The Clinton Administration has proposed changes to existing legislation that provides for compensating thousands of current and former workers in nuclear-weapons-related activities, or their survivors, whose jobs left them sick or dying.
"For many years, the government promoted a legacy of neglect toward those workers who helped build the strongest national security in the world," said Department of Energy (DOE) Secretary Bill Richardson. "We failed to take care of our workers who became sick. The legislative changes we are proposing are an opportunity to build upon our commitment to do what is right for our employees and for this nation by showing we have listened to what our workers want -- more choices in benefits and more fairness in adjudicating claims."
The Administration''s proposal would amend the Energy Employees Occupational Illness Compensation Program Act of 2000, which was enacted in October 2000 with strong bipartisan support as part of the National Defense Authorization Act.
The Act provides for compensation of DOE workers, or their survivors, who have occupational illnesses from exposure to the hazards associated with building the nation''s nuclear defense.
Richardson and Department of Labor (DOL) Secretary Alexis Herman jointly transmitted the proposed amendments to Congress yesterday.
DOL has primary responsibility for administering the compensation and medical benefits program, including determining eligibility requirements and adjudicating claims.
Under the proposed amendments, a covered worker will be provided a choice of compensation remedies.
The worker may elect to receive a lump sum payment of $150,000, as provided in the current law, or compensation for lost wages provided by the new legislation.
Compensation for lost wages is the traditional remedy for workers'' compensation under Federal and State compensation programs.
Both the new legislation and current law provide for payment of medical expenses.
The legislation also includes clarifying agency responsibilities for various activities and providing appropriate review of eligibility and other determination made in implementing the program.
The reviews include an appeals process for workers who may disagree with findings on their claims.

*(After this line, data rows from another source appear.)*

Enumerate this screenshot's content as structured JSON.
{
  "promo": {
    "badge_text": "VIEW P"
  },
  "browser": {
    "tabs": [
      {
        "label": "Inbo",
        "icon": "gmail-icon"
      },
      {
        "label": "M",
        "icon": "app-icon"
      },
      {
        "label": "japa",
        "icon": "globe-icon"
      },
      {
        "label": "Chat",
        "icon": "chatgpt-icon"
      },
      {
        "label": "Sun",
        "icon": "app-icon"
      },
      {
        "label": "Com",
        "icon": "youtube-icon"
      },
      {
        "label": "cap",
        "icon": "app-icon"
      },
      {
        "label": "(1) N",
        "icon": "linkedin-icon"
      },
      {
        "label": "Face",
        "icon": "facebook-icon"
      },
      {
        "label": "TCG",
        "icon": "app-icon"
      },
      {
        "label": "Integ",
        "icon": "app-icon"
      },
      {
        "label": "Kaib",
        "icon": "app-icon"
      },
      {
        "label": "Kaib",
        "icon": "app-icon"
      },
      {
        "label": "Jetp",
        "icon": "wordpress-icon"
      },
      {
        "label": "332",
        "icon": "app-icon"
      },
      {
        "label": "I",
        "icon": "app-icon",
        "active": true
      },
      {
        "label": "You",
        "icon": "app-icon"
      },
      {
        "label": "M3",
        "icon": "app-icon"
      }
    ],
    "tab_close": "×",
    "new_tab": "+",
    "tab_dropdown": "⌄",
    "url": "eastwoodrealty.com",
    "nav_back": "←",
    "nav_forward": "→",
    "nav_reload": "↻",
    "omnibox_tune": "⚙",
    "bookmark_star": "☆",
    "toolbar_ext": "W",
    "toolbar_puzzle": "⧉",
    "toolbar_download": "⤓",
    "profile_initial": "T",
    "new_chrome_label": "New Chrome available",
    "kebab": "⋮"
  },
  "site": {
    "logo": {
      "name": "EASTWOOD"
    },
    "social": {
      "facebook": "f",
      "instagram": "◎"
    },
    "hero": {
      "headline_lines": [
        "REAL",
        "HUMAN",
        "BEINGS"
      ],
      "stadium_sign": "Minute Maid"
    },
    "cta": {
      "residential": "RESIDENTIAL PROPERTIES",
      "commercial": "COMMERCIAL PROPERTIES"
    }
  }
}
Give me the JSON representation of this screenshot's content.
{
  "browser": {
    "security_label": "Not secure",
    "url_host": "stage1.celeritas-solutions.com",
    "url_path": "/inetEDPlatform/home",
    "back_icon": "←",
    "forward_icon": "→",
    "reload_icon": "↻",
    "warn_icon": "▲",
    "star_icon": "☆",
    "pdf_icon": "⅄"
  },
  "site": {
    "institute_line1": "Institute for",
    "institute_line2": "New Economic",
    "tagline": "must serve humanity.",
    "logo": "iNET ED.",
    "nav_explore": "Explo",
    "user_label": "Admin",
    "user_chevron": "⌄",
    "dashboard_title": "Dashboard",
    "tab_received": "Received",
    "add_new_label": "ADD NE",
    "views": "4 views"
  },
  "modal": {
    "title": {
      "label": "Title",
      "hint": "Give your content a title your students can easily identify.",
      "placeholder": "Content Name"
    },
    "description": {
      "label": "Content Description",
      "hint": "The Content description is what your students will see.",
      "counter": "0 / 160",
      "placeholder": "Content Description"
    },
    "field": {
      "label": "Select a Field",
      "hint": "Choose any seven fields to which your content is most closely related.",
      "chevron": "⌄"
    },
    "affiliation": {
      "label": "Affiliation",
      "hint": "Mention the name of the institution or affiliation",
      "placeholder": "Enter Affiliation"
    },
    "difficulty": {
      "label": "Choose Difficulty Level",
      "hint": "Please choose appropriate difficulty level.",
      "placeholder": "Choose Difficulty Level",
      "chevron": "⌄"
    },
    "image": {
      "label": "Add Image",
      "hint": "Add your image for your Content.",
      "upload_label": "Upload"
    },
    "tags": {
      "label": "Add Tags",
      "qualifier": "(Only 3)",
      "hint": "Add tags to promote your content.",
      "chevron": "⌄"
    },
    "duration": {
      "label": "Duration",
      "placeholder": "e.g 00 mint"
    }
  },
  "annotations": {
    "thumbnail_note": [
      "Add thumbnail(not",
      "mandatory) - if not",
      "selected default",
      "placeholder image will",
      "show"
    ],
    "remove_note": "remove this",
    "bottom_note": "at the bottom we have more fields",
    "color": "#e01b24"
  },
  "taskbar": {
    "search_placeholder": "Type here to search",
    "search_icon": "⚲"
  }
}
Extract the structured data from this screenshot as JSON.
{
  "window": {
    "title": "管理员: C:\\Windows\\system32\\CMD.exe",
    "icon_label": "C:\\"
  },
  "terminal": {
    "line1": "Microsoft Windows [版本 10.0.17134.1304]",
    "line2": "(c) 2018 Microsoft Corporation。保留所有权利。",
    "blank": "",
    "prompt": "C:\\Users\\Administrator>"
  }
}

The Department of Health and Human Services will develop guidelines for DOL to determine whether a cancer is likely to be related to a workers'' occupational exposure to radiation, to establish methods to estimate worker exposure to radiation and develop estimates for those who have applied for compensation.
Richardson also made public an initial list of facilities that will be covered under the legislation, including beryllium vendors, DOE sites that used radioactive materials and facilities where atomic weapons workers may have been employed.
Some of these facilities are no longer operating. The list names 317 sites in 37 states, Puerto Rico, the District of Columbia and the Marshall Islands.
Also in Washington D.C., yesterday, DOE''s new Environment, Safety and Health Worker Advocacy Committee held its first meeting.
The committee chair is Emily Spieler, professor at West Virginia University College of Law.
The 14-member committee''s work includes providing advice on worker compensation policy issues and reviewing the department''s worker advocacy program initiatives.